Thursday, March 27, 2008

Hillary Clinton's Positive Ratings Hit New Low

How can you argue that you will win in the Fall if your positive ratings keep dropping? That is the case with Hillary Clinton. All her lies and attacks on Obama are guaranteeing she will not win against John McCain in a general election:

U.S. Democratic presidential candidate Hillary Clinton's positive rating has dropped to a new low of 37 percent in an NBC/Wall Street Journal poll released on Wednesday.

According to the poll, the New York senator's positive rating slid 8 percentage points in two weeks and she had a negative rating of 48 percent in a week where she admitted making a mistake in claiming she had come under sniper fire during a 1996 trip to Bosnia.

Clinton's Democratic rival, Illinois Sen. Barack Obama, also saw a slight dip in his positive rating, to 49 percent from 51 percent, the poll found.

[...]The survey was taken after Obama gave a speech last week on race in America and rejected racially charged remarks by his pastor in Chicago of two decades, Rev. Jeremiah Wright.

NBC said 32 percent of respondents said Obama "sufficiently addressed the issue" and 26 percent said he needed to say more about the Wright controversy.

More than half of those surveyed -- 55 percent -- said they were "disturbed" by the videos of Wright that were widely circulated on television and the Internet, the poll found.

In head-to-head matchups, Obama and Clinton were even at 45 percent. In general election matchups, Obama led McCain by 44 percent to 42 percent and McCain led Clinton by 46 percent to 44 percent.

When asked which candidate could unite the country if elected, 60 percent said Obama, 58 percent said McCain and 46 percent said Clinton.
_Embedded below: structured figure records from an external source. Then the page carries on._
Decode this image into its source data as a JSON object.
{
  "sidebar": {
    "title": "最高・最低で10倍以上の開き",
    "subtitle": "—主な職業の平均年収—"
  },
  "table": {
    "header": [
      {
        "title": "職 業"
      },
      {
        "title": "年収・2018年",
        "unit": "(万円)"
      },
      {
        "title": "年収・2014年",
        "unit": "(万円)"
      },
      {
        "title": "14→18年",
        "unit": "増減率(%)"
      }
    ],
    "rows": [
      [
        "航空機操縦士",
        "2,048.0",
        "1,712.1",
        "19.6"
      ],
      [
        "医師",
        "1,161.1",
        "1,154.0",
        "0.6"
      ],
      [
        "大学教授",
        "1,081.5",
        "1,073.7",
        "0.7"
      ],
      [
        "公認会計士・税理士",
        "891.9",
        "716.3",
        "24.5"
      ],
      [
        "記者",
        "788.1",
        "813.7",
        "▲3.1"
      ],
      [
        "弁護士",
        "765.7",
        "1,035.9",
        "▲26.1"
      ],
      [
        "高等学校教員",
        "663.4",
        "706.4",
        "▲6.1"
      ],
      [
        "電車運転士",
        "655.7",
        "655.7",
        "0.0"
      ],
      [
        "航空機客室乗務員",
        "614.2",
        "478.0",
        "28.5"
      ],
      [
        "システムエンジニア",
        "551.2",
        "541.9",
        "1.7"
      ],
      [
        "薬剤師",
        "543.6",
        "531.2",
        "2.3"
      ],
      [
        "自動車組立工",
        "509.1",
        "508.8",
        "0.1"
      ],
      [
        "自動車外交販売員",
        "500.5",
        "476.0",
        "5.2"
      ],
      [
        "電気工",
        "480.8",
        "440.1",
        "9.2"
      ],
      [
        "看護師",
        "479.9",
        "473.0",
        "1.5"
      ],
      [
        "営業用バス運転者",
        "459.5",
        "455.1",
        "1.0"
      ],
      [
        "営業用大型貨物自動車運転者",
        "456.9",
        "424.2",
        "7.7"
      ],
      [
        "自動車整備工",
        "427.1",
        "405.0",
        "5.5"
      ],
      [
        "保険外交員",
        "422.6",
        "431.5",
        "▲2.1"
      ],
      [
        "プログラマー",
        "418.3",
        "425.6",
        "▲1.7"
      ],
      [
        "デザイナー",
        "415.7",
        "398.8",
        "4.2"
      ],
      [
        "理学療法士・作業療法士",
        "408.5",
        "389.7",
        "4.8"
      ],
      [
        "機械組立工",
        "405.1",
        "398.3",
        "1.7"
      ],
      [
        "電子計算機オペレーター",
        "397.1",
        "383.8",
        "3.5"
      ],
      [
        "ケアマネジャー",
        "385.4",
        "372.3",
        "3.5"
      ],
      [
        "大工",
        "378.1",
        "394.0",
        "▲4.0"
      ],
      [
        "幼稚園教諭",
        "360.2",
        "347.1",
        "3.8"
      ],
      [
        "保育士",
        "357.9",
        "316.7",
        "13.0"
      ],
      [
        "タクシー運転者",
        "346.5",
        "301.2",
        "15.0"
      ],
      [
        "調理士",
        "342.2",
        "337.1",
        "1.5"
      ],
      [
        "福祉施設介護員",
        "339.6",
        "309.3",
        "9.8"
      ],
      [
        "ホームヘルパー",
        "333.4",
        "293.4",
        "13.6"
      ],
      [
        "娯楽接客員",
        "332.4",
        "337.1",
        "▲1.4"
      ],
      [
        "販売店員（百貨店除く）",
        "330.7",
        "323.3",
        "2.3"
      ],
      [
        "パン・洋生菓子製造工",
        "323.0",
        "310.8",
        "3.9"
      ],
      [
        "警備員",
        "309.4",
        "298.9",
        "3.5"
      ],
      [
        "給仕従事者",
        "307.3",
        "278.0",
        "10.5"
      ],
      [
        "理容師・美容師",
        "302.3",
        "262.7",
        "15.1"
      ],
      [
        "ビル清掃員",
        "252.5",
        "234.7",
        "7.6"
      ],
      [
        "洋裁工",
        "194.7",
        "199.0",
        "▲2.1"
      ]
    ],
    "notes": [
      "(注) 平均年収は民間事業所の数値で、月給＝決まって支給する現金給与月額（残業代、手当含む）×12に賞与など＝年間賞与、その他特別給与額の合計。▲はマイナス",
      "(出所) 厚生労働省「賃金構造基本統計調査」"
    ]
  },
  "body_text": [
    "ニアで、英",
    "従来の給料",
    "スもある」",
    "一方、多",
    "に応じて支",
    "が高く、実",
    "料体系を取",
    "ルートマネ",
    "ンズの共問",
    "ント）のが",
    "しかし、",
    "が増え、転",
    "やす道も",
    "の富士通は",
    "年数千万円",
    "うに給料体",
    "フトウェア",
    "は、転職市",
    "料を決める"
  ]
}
I wonder if those numbers have anything to do with her habit of lying, like her husband:
This is the woman who insisted for more than a decade that she was named after the late, great mountain-climber Sir Edmund Hillary — never mind that she was born six years before he scaled Mt.
Everest in 1953.

This is the woman who told "Dateline NBC" that daughter Chelsea was on a jog in New York City when the jihadists struck on 9/11 — never mind that Chelsea later wrote a magazine essay revealing that she watched the attacks on television from a friend's apartment.

This is the woman who claimed to have "helped start" the federal Children's Health Insurance Program — never mind that the program's original sponsors noted that Sen. Clinton fought the initial bill and had no role in writing the legislation.

This is the woman (echoed by her husband and daughter) who bragged that she was the "first" to call the disaster in Darfur "genocide" — never mind that several other senators had done so in 2004, while her first press statement referring to Darfur as "genocide" wasn't until March 2006.

This is the woman who claimed to have organized "instrumental" meetings in Belfast and baldly asserted that she "helped to bring peace to Northern Ireland" — never mind that key negotiators dismissed her as "totally invisible," "cheerleading" and "a wee bit silly."

So Hillary and her supporters have now taken to lashing out against the Speaker of the House for looking out for the Democratic Party--unlike Ms.Clinton:
Top fundraisers for Sen. Hillary Rodham Clinton's campaign upbraided House Speaker Nancy Pelosi (D-Calif.) yesterday for suggesting that Democratic superdelegates should back the candidate with the most pledged delegates and urged her to respect the right of those delegates to back whomever they choose at the end of the primary season.

The criticism represented the latest effort by Clinton's campaign and its allies to beat back talk that Sen. Barack Obama (D-Ill.) has amassed enough of a lead in pledged delegates that she will not be able to overtake him, and arguments that a continuation of the conflict between the two candidates will hurt the party in November.